Der Verband fordert, dass der Bundestag schleunigst das Gesetz über die Contergan-Stiftung ändert, aus der die Hilfen finanziert werden, und die Empfehlungen der Wissenschaftler umsetzt. Die fordern in ihrem Bericht unter anderem: "Die Contergan-Rente sollte deutlich erhöht werden" und "die Angehörigen sollten nicht mehr zur Assistenz hinzugezogen werden".
Weiterhin empfehlen die Autoren, die Auto-Finanzierung zu verbessern und mehr Geld für den Umbau der Wohnungen zu gewähren.
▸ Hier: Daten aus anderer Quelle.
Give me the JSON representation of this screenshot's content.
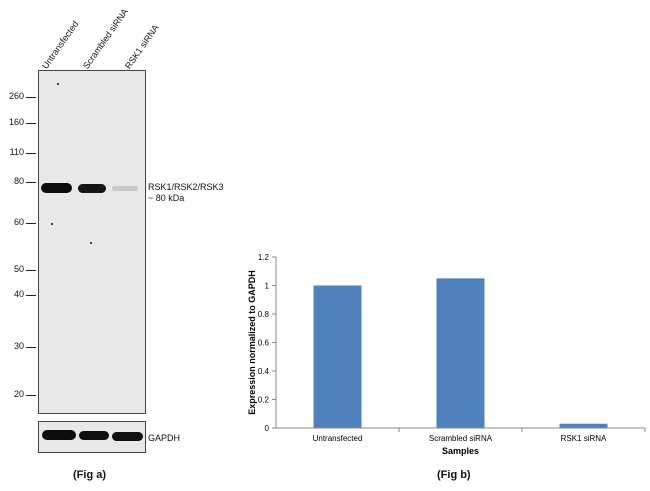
{
  "fig_a": {
    "lanes": [
      "Untransfected",
      "Scrambled siRNA",
      "RSK1 siRNA"
    ],
    "mw_markers": [
      "260",
      "160",
      "110",
      "80",
      "60",
      "50",
      "40",
      "30",
      "20"
    ],
    "target_label_line1": "RSK1/RSK2/RSK3",
    "target_label_line2": "~ 80 kDa",
    "loading_control_label": "GAPDH",
    "band_intensity": [
      1.0,
      0.95,
      0.12
    ],
    "caption": "(Fig a)"
  },
  "fig_b": {
    "caption": "(Fig b)"
  },
  "chart_data": {
    "type": "bar",
    "categories": [
      "Untransfected",
      "Scrambled siRNA",
      "RSK1 siRNA"
    ],
    "values": [
      1.0,
      1.05,
      0.03
    ],
    "ylabel": "Expression normalized to GAPDH",
    "xlabel": "Samples",
    "ylim": [
      0,
      1.2
    ],
    "yticks": [
      "0",
      "0.2",
      "0.4",
      "0.6",
      "0.8",
      "1",
      "1.2"
    ],
    "bar_color": "#4f81bd",
    "grid": false
  }
}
Medizinischer Zusatzbedarf – Schmerztherapien oder Zahnimplantate – solle als Normalversorgung für Contergan-Geschädigte angeboten werden.
Leben "immer mehr eingeschränkt"
"Die Abgeordneten", so Hudelmaier mit Blick auf die Empfehlungen, "haben jetzt das Handwerkszeug" und sollten so bald wie möglich das Gesetz ändern. "Es wäre fatal, wenn das nicht mehr in dieser Legislaturperiode geschafft würde."
Foto: picture alliance / Jan Haas
Der Behindertenbeauftragte der Bundesregierung: Hubert Hüppe (CDU)
Schon in der nächsten Woche müsse der Bundestag an die Arbeit gehen, wenn eine Sachverständigenanhörung absolviert ist, die bereits am Freitag dieser Woche im Familienausschuss anberaumt ist.
Unterstützung kommt vom Behindertenbeauftragten der Bundesregierung, Hubert Hüppe (CDU): "Die Contergangeschädigten können nicht länger auf zusätzliche Hilfen warten", sagte Hüppe der "Welt". Das Leben der Betroffenen werde "durch die Folgen von Contergan immer mehr eingeschränkt, je älter die Betroffenen werden".
Noch in dieser Legislaturperiode?
Daher fordert Hüppe "dringend, dass der Bundestag unmittelbar nach der Anhörung die nötigen Schritte unternimmt, um zusätzliche Unterstützung auf den Weg zu bringen". Dies müsse "auf jeden Fall noch in dieser Legislaturperiode beschlossen werden".
Erste Leistungen müssten 2013 erfolgen. "Zur Vermeidung zeitraubender Bürokratie wäre es am besten", so Hüppe, "wenn zunächst die Contergan-Renten erhöht werden, damit die Menschen schnell mehr Mittel zur Verfügung haben, um sich die nötigsten Hilfen erst einmal selbst besorgen zu können."
Dass der Haushalt 2013 schon beschlossen ist, dürfe kein Hinderungsgrund sein, "den Contergan-Geschädigten noch in diesem Jahr mehr Unterstützung zukommen zu lassen".